Why did Church leaders encourage 500 volunteers to join the Mormon Battalion and leave their families at such a critical time in their westward movement?
The Mormon Battalion never had to fight in the war because the battle was over by the time they reached their destination. What did the Saints suffer because of the government’s call for a battalion? Why do you think it was important for them to make that sacrifice? What benefits resulted from this experience?
How did the Lord relieve the Saints’ hunger for a time? How has the Lord helped you in times of need?
Doctrine and Covenants 136 contains “the Word and Will of the Lord concerning the Camp of Israel in their journeyings to the West” (verse 1). This revelation was given to President Young at Winter Quarters on 14 January 1847. In addition to the organization described in this section, what other counsel was given to the Saints traveling west?
What concern did Jim Bridger express to President Young? What was the basis of President Young’s strong response to Mr. Bridger? How have you experienced success that resulted primarily from an exercise of faith?
Why did President Young choose to stay in the Rocky Mountains rather than continue into California?
In what ways did the Saints seek to find solutions to their poverty?
President Young said, “There never has been a land, from the days of Adam until now, that has been blessed more than this land has been blessed by our Father in Heaven.” What is required of the Saints wherever they dwell to ensure a continuation of those blessings? What does it mean to live by faith? What can we do to more completely live by faith in Jesus Christ?
What did the Saints accomplish as pioneers of the Rocky Mountains? What can you do to build the Church where you live?
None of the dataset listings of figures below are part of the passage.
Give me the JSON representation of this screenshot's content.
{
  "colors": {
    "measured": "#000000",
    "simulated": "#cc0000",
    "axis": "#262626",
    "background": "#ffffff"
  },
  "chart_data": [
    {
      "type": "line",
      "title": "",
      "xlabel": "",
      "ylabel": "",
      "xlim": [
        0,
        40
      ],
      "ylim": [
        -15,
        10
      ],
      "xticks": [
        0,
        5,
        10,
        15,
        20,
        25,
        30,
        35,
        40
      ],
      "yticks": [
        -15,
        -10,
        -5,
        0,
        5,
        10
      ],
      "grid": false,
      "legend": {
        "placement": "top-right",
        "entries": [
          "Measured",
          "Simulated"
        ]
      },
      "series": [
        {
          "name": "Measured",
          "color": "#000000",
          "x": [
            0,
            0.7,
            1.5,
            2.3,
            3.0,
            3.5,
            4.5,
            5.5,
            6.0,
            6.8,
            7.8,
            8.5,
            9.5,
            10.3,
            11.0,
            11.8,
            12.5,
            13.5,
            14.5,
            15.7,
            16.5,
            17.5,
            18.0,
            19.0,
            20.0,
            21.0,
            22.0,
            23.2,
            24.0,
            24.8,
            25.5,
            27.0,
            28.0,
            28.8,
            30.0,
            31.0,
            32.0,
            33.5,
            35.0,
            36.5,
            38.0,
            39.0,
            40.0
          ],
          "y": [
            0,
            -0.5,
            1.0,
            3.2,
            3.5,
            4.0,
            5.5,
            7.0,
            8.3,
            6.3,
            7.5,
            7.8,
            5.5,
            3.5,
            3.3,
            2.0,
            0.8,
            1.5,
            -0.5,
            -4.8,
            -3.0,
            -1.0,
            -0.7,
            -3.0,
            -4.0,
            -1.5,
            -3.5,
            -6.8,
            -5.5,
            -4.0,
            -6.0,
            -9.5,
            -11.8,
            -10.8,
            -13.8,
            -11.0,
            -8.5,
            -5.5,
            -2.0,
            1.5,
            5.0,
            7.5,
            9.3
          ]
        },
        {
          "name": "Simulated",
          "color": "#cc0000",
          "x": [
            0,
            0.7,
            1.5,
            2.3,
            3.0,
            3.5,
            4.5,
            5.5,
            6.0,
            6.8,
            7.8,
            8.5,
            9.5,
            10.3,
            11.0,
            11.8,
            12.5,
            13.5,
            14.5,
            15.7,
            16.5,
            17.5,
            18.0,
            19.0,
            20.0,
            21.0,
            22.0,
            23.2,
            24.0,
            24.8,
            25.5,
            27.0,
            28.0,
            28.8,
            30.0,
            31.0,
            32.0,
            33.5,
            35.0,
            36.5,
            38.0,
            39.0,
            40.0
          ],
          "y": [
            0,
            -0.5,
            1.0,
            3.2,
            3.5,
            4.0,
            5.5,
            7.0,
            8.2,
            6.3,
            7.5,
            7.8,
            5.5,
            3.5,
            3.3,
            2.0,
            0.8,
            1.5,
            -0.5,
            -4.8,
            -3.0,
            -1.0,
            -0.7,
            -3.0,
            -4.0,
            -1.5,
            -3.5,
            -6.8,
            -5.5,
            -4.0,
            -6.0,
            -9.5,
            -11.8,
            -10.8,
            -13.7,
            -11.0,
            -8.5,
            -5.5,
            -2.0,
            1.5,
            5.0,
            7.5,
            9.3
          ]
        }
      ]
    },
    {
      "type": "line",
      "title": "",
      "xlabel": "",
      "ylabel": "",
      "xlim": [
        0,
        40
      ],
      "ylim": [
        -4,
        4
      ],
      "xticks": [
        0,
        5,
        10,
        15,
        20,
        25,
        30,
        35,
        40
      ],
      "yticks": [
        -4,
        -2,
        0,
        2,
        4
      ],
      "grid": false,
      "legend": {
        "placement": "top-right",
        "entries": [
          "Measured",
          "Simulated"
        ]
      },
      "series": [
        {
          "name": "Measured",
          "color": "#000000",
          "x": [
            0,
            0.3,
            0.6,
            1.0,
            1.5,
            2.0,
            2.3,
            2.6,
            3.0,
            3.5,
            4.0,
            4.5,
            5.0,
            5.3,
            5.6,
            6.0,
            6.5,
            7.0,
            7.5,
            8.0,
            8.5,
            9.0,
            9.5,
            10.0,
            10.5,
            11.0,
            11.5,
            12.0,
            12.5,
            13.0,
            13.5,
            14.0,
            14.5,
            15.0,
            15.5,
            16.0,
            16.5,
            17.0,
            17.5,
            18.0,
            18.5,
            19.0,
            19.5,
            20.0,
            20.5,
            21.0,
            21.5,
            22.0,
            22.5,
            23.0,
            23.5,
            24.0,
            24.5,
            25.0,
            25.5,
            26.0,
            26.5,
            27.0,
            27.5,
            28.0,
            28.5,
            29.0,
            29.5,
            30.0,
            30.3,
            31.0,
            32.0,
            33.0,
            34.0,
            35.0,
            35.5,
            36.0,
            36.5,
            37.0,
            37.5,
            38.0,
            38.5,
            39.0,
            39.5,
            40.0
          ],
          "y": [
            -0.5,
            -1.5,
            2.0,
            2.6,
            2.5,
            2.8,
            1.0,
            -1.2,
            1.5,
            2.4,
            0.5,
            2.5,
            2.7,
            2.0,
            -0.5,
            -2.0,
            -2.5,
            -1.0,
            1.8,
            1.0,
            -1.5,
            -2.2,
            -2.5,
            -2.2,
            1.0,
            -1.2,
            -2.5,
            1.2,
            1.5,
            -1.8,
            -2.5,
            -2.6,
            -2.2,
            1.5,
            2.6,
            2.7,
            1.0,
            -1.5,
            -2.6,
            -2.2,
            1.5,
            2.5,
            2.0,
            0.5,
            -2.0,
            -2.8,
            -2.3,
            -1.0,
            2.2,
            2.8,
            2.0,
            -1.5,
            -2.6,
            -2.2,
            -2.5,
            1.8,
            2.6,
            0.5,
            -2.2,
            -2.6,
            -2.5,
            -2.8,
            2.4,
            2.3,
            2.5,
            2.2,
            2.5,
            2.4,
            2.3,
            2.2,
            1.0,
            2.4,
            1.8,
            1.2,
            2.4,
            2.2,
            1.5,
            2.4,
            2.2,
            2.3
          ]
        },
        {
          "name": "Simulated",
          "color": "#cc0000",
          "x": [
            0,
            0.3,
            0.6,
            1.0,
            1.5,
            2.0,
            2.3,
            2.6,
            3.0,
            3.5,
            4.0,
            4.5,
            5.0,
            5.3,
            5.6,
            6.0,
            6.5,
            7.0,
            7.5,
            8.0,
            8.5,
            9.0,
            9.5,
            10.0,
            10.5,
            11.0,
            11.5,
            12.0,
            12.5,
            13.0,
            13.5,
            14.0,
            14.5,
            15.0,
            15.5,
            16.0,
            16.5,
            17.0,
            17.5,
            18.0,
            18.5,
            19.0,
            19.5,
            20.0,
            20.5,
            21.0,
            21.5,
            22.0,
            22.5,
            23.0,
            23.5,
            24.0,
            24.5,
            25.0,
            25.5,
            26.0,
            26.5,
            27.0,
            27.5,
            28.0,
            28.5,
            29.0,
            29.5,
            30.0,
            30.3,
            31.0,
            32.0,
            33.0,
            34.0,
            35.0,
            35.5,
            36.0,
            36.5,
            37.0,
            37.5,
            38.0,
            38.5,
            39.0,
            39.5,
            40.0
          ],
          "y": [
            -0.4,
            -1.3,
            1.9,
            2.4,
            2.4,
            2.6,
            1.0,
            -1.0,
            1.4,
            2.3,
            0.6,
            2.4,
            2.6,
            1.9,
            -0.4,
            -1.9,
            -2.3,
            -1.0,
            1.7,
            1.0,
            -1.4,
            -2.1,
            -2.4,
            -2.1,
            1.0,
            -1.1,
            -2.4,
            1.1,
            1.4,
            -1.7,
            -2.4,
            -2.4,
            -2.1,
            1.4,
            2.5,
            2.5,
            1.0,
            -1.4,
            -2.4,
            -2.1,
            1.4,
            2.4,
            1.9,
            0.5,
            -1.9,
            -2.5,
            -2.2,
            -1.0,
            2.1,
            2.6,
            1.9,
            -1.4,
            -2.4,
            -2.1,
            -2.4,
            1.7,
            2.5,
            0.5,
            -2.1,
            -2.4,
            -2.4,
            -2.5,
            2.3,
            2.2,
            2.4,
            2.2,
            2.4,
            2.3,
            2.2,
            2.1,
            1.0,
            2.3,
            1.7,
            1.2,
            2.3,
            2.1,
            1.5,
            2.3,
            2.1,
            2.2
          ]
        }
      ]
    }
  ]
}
President Young made the unusual statement, “Here are hundreds and thousands of people that have not had the privileges that some of us have had. … They have not had the privilege of being robbed and plundered of their property, of being in the midst of mobs and death, as many of us have.” What do you think he meant? Why was the Salt Lake Valley “a first-rate place to raise Latter-day Saints”? How have difficulties blessed your life? What can we do to turn even the most challenging trial into a chance to grow?